The mother of the gunman who killed 12 people and injured eight others at the Washington Navy Yard said at her Brooklyn home Wednesday that she was heartbroken and doesn't know why he did what he did.
Cathleen Alexis read a short statement saying her son's actions "have had a profound and everlasting affect on the families of the victims."
"I don't know why he did what he did and I'll never be able to ask him why," she said. "Aaron is now in a place where he can no longer do harm to anyone, and for that I am glad."
Alexis said she was "so, so very sorry that this has happened."
"My heart is broken," she added.
Her 34-year-old son, who was shot dead by law enforcement after he burst into the Navy Yard complex and began picking off victims, was born in Queens and enlisted in the Navy in New York City in 2007, according to records.
His mother, his 32-year-old sister and his brother-in-law now live in Bedford-Stuyvesant, the brother-in-law said. Another sister, in her late 20s, lives elsewhere.
Alexis was working in IT for a defense-related computer company, and had access to the building through that arrangement.
Two days after the shooting, Alexis' motive remains a mystery. U.S. law enforcement officials told The Associated Press that investigators had found no manifesto or other writings suggesting a political or religious motivation.
There were indications that he may have had emotional or mental issues. A Rhode Island police report from last month said he told police he could hear people talking to him through the walls, floor and ceiling of his motel rooms, and believed people were keeping him awake by sending vibrations into his body.

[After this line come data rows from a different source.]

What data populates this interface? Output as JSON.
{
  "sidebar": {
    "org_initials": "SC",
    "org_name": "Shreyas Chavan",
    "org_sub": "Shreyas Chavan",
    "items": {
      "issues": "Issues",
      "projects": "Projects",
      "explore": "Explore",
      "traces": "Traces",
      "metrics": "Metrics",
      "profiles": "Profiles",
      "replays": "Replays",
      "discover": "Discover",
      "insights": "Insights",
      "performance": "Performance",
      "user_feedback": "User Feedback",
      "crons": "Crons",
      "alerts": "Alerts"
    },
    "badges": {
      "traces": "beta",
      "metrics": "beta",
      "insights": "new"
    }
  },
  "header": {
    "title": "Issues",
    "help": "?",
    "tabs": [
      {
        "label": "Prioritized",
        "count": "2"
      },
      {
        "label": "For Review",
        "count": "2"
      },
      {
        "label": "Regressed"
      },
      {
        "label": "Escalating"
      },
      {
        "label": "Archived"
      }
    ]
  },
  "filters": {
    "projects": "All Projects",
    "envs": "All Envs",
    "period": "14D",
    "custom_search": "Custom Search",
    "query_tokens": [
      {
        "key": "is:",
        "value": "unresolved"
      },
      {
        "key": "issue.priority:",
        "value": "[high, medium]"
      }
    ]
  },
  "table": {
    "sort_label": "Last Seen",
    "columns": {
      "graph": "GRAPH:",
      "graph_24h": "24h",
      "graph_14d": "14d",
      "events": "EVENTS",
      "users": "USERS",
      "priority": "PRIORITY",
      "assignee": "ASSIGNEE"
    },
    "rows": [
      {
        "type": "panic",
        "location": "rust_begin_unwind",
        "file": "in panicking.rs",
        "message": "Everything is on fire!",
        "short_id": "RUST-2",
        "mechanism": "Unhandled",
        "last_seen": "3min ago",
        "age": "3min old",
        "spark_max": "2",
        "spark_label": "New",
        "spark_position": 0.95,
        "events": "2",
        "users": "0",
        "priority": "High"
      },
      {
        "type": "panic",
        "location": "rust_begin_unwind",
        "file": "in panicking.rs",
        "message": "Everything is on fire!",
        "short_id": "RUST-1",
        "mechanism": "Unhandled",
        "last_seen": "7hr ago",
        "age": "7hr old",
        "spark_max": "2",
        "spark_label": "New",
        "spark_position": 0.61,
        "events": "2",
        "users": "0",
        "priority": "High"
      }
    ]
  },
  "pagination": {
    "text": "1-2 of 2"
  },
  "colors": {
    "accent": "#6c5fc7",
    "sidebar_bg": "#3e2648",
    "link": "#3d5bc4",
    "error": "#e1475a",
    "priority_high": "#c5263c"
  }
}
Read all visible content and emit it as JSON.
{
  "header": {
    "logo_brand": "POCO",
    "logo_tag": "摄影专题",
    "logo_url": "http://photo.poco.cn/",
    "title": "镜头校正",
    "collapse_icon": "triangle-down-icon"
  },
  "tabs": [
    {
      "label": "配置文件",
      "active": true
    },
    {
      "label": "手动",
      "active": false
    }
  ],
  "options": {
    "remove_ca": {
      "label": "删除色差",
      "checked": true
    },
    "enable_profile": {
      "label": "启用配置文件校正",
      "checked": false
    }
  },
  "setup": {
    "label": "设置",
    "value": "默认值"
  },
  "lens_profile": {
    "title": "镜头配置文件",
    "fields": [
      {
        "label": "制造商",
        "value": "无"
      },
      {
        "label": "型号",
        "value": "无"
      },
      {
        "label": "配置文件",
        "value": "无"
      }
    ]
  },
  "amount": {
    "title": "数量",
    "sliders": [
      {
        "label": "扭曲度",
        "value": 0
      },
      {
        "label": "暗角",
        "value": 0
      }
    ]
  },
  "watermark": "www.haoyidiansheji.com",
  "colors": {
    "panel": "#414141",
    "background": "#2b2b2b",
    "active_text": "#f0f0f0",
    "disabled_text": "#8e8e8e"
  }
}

After the shooting Monday, information emerged that he had previously told family and friends about being traumatized by 9/11. On Tuesday, a spokesman for the Borough of Manhattan Community College, six blocks from ground zero, confirmed that he had worked there as a clerical assistant from February 2001 to February 2003.
It was not clear if he was at work on 9/11, but the spokesman said it was possible.
Alexis' father had told police in Seattle after an arrest there in 2004 that his son was traumatized by 9/11, and claimed he had helped in rescue attempts.
"Those events had disturbed him," the father told Seattle police.
Investigators said there's no evidence Alexis participated in 9/11 rescue operations, law enforcement officials told NBC 4 New York on Tuesday.
A woman who knew him in Fort Worth, Texas, told NBC News Tuesday that he had mentioned seeing the buildings collapse that day and was upset about it.
Alexis lived in Flushing, Queens from at least 2000 to 2002, where he was last registered to vote, according to public records. In October 2000, Alexis applied for a shotgun permit, listing his address as 77th Road in Flushing.
The permit was canceled in 2003 because he failed to renew the permit. It's not clear whether Alexis actually bought a weapon.